La mia è solo un’ipotesi ma si tratta di un processo non del tutto utopistico. Nel corso delle generazioni le mode sono cambiate e alcuni generi di giochi sono finiti nel dimenticatoio. Le avventure grafiche sono la più sensibile dimostrazione del percorso ondulatorio di virata del gusto dei videogiochi. Qui però non si rischia di vedere sparire un genere ma un intero modo di concepire i videogiochi. Si rischia di perdere il fattore emozionale del videogioco per lasciare unicamente la frustrazione di una sconfitta e soddisfazione di una vittoria.

Le microtransazioni sono il male?

E arriviamo al nodo cruciale delle microtransazioni, il vero motore con cui si finanziano questi giochi. Non si tratta di un cancro da estirpare perché non è del tutto negativo essendo opzionale, ma la grande problematica risiede nella loro propensione a diventare una specie di droga che fa spendere, in certi casi, più di un gioco completo. E per avere cosa poi? Skin, più esperienza, qualche gadget celebrativo e accesso alla parta più avanzata dei giochi. Perfino nella mia, neanche tanto breve, parentesi Fortnite non sono riuscito a concepire quale interesse ci fosse nel entrare nel pericoloso circolo del Pass Battaglia. Un cerchio che si racchiude in pago per il pass – gioco tanto (forse troppo) per non pagare – se non riesco pago di nuovo il pass. Spesso dietro la parola gratuito, si nasconde un pericoloso specchietto per le allodole che colpisce soprattutto i giocatori più giovani che non comprendono ancora il valore reale del denaro. Pagare per giocare è un’arma pericolosa alla quale i giocatori di oggi non sono ancora abituati né istruiti. Se pensiamo come perfino Nintendo si stia adattando al concetto di fre-to-play da sovvenzionare con le microtransazioni (Pokémon GO in testa) fa paura il processo di sviluppo futuro.
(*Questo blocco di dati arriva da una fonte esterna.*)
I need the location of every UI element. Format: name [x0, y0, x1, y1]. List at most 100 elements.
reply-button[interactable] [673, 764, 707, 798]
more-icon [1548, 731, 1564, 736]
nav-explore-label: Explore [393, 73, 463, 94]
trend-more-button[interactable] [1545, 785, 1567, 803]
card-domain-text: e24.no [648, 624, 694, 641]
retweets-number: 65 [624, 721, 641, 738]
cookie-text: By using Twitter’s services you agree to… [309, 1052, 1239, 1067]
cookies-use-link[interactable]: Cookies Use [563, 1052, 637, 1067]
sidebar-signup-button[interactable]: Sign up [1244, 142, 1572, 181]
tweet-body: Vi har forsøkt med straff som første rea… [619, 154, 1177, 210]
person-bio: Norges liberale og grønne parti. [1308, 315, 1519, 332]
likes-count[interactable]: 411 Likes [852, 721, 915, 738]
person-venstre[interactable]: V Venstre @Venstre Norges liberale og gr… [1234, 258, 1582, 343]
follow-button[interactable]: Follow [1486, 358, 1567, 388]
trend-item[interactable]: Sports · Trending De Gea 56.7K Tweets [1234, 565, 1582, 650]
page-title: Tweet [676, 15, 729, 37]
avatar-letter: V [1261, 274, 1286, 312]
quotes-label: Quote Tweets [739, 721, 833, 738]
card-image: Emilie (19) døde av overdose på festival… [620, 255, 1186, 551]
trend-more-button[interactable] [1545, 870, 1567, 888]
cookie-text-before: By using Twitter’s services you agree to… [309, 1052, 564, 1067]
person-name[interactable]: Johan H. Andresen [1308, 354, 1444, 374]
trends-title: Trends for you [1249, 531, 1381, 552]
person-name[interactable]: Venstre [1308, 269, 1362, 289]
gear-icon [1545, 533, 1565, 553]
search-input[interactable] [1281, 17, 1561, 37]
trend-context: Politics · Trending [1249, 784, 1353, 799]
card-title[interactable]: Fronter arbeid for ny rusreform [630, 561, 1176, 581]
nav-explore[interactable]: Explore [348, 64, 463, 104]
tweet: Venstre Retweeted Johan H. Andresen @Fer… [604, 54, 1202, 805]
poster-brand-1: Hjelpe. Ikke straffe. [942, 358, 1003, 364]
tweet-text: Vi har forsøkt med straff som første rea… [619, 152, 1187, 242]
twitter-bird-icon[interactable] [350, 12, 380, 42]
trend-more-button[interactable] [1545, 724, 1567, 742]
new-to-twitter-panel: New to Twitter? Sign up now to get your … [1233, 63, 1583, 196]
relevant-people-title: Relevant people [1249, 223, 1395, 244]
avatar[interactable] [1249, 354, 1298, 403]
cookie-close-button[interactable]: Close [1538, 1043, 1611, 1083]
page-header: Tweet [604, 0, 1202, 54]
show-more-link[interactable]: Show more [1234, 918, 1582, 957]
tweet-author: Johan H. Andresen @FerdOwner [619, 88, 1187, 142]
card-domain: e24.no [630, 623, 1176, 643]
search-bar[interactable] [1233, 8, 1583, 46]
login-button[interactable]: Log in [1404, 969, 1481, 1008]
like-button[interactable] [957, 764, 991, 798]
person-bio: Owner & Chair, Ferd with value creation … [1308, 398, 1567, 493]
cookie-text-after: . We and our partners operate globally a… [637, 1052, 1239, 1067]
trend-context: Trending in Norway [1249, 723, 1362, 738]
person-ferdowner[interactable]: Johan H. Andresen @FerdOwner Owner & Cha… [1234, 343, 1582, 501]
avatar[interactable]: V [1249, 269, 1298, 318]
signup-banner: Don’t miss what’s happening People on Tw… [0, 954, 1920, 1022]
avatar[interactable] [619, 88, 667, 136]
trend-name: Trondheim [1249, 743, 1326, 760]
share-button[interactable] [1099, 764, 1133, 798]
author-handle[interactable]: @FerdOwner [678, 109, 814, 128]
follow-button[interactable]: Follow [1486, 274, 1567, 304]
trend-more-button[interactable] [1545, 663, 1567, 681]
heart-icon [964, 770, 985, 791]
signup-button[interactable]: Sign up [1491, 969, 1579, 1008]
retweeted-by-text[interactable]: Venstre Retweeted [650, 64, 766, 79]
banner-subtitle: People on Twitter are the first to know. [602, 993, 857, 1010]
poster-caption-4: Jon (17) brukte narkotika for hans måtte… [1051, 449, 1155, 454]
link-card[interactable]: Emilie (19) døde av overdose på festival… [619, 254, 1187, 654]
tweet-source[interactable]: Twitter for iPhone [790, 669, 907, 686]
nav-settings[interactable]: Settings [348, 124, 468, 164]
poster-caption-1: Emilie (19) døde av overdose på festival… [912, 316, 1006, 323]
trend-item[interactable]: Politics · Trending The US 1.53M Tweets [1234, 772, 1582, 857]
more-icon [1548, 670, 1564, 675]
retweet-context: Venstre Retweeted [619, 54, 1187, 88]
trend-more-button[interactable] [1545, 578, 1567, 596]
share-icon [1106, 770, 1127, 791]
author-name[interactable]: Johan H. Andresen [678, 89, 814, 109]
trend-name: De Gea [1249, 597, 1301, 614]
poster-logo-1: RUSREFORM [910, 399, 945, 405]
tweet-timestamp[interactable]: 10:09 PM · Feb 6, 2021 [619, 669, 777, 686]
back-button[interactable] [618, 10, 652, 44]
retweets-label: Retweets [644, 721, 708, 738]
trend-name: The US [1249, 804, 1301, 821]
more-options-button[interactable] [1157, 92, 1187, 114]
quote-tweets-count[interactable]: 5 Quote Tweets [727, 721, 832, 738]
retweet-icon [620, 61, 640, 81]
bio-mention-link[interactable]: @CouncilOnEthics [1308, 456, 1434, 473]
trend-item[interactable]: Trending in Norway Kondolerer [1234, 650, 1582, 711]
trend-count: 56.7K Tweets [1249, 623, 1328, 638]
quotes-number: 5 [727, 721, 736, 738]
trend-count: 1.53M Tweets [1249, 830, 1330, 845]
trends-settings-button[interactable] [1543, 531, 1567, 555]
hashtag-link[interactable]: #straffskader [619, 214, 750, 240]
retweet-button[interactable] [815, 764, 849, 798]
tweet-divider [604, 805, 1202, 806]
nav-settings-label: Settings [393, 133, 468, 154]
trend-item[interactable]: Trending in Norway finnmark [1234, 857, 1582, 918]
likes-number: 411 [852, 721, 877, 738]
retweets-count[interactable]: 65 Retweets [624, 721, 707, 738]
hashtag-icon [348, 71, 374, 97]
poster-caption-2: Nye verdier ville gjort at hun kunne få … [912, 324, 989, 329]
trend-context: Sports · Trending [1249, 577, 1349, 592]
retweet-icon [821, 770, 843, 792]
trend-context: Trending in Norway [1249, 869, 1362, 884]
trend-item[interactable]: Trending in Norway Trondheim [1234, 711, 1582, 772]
Tornando alla mia immagine futuristica, in tutto questo possibile percorso di modifica delle fondamenta del medium videoludico, si rischierebbe una corsa infinita per mantenere un gioco in vita o alla creazione di un sostituto nel breve periodo. Una battaglia all’ultima esclusiva, all’ultimo streamer, all’ultima campagna di marketing. Ci si dimentica facilmente di un gioco gratuito e se ne trovano subito altri cinque che lo sostituiscono. Forse parlo da vecchio giocatore, da utente che vuole essere il protagonista di grandi storie oltre che di grandi prestazioni multigiocatore. Voglio giochi da finire e mettere in un cassetto e non solo esperienze online che si sovrappongono nel tempo nei miei momenti di gioco.Voglio innamorarmi del percorso narrativo e non sentirmi schiavo di un gioco e dei suoi costi opzionali potenzialmente infiniti.